How then to characterize the solvation of a newly created charge distribution? A molecular description of hydration dynamics represents a fundamental question in biology: water is the natural solvent of biological processes. The response of solvent molecules to electronic rearrangement should exert a critical influence on chemical reactions in liquids.31 Time-dependent fluorescence Stokes shift (TDFSS) experiments are a technique for measuring the instantaneous vibronic energy of a solute. Owing to their large change in the dipole moment upon optical excitation, large dye molecules are very efficient probes of solvation dynamics. Under the Franck–Condon principle, the equilibrium charge distribution of a solute is instantaneously altered, leaving the solvent molecules in their initial spatial and orientational configurations. Solvent molecules rearrange and reorient themselves in order to stabilize the new charge distribution in the excited state. The time dependence of this rearrangement is reflected in the continuous red shift of the emission spectrum on a timescale characterized by a solvation time τS (longitudinal relaxation).

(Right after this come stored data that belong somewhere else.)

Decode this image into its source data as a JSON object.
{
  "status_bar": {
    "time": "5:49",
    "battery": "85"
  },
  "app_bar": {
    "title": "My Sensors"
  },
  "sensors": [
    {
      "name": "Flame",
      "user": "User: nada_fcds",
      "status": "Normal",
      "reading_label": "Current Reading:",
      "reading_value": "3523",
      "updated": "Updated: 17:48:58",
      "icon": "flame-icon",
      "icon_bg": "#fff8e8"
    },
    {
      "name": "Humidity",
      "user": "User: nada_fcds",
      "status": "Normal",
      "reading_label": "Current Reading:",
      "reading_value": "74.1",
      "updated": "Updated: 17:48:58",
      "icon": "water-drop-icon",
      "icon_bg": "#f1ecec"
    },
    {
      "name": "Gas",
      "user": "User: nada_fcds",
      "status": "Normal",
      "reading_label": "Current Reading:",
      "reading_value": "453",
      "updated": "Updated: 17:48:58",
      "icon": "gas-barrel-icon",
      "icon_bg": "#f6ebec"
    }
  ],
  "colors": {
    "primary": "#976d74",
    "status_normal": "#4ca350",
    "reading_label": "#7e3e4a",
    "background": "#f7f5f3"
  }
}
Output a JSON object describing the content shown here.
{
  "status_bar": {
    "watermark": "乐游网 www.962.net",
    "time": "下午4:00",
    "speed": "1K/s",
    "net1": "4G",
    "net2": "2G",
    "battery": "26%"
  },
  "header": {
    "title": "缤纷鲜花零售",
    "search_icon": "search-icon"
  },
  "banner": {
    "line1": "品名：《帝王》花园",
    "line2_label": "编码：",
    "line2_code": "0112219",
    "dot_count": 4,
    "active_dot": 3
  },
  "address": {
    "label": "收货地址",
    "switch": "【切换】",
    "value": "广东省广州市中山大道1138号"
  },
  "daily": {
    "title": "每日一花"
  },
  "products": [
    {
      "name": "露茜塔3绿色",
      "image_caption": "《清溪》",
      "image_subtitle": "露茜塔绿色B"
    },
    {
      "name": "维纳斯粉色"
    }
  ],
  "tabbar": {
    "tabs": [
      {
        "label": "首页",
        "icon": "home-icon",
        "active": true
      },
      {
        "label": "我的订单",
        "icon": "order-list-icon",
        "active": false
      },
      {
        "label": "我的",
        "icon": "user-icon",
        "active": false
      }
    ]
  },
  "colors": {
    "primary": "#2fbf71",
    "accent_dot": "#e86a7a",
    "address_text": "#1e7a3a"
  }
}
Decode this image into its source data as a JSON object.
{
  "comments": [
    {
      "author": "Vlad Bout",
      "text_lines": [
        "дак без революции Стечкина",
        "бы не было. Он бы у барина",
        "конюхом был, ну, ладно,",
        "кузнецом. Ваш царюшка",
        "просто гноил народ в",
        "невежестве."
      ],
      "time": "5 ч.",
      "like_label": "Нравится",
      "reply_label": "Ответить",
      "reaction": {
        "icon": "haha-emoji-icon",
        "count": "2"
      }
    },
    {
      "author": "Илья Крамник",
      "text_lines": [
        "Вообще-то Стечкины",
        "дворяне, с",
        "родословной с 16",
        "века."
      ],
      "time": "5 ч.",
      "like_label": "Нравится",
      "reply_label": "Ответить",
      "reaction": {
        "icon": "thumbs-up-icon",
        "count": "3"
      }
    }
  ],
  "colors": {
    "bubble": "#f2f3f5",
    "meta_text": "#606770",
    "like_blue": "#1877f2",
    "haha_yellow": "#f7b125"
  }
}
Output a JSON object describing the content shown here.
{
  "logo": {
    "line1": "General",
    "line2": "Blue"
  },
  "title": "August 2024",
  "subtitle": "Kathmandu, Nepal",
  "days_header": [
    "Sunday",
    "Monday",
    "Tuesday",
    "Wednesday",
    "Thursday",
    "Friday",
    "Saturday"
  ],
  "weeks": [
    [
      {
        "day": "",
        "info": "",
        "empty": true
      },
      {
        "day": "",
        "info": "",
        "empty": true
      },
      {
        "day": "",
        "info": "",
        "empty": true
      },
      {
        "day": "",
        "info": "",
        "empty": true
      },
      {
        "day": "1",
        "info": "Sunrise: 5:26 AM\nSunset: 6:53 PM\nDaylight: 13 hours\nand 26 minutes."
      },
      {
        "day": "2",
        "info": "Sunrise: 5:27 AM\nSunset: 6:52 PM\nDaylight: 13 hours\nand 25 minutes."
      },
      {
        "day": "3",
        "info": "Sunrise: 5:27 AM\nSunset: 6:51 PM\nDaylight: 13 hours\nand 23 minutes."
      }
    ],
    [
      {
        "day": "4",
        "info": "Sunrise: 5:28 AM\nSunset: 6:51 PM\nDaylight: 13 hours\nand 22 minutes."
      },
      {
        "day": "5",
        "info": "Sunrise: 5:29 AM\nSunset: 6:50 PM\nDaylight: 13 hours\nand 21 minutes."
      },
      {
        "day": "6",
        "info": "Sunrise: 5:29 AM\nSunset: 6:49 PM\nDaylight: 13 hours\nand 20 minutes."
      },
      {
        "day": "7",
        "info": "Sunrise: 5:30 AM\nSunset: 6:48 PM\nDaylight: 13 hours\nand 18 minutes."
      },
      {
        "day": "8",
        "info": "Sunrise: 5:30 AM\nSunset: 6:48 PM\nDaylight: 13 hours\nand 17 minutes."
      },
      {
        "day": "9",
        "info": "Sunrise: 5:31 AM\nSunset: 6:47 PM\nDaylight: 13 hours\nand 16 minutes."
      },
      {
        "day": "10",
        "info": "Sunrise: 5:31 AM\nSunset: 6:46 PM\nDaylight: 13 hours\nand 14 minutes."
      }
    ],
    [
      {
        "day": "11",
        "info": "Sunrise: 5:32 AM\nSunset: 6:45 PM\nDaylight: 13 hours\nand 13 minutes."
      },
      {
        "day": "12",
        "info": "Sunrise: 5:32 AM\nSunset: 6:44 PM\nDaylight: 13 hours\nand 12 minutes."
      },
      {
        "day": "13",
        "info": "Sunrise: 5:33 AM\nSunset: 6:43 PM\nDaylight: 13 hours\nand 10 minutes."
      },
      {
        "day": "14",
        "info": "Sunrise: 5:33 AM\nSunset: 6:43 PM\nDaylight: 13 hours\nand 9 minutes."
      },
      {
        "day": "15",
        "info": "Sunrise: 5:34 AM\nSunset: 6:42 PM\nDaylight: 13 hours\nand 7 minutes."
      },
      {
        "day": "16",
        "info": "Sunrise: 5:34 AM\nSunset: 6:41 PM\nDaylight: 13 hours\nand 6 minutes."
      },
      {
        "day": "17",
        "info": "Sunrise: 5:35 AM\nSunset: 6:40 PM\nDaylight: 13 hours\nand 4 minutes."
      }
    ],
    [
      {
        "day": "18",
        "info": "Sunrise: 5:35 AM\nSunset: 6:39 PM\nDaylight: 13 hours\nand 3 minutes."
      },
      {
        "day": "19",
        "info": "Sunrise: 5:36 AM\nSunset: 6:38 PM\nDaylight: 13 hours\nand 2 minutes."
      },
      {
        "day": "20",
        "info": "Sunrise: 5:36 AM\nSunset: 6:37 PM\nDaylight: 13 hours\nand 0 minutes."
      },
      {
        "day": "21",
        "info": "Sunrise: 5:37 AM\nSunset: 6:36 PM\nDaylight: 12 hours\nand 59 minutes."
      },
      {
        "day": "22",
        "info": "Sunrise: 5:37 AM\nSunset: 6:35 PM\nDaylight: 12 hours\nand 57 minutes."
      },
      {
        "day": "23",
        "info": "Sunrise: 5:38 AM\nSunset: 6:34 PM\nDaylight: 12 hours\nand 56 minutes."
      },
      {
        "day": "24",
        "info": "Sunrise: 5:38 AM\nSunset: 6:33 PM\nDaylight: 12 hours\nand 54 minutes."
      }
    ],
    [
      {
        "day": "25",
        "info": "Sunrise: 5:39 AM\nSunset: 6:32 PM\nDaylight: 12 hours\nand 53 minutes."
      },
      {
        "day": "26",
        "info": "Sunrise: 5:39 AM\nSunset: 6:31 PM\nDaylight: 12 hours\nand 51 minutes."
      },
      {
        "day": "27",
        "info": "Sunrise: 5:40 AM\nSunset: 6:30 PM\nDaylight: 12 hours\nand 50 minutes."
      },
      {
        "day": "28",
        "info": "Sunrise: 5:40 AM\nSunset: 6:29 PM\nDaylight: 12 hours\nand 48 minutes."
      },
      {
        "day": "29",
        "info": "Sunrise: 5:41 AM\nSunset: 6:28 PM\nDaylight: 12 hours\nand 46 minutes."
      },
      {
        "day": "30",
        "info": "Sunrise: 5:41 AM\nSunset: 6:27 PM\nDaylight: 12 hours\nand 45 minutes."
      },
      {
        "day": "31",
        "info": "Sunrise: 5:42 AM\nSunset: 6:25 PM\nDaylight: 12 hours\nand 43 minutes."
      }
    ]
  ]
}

This technique revealed that water was considered to be among the fastest solvents, with a Gaussian component for solvation of coumarin 343, and a subsequent slower bi-exponential decay.32 A complementary technique, the photon-echo peak shift, has shown that the dynamics for eosin Y in water are characterized by a fast component and two slower components, leading to an average solvation time of (17 × 0.73 + 400 × 0.15 + 2700 × 0.12) = 396 fs.33 The ultrafast solvation may be due to the high-frequency intermolecular vibrational and librational modes of water. It follows that the ultrafast component of the solvation dynamics in water is collective in nature, with a large number of participating water molecules.34 Even if these experiments measure the dynamics of the solvent around the solute, they do it from a solute perspective. Aqueous solvation has recently been studied from the water perspective by Saima Ahmed et al.35 A pulse-width-limited spike of increased THz absorption was observed. The remaining pedestal increases in two steps: the first with a time constant of 10 ± 3 ps corresponding to the Debye relaxation time of water, and the second corresponding to the electronic relaxation of the dye molecule from excited to ground state. Two crucial points emerge from these experiments. First, responses occur on the slowest timescale linked to Debye relaxation and not on the ultrafast timescale related to librational motions. Second, switching the dipole moment of a solute produces a transient THz signal from water, indicating that many water molecules have been affected.
The existence of a fourth state of water with a nanometric spatial range displaying coherent propagation of acoustic and optic modes is corroborated from a dynamical viewpoint. A revolution in biology may be anticipated by switching from a solute to a solvent perspective. The beautiful experiments reported by Ahmed et al. are a first step in such a direction and will pave the way for many other experiments in the field of low-frequency studies of water and aqueous solutions.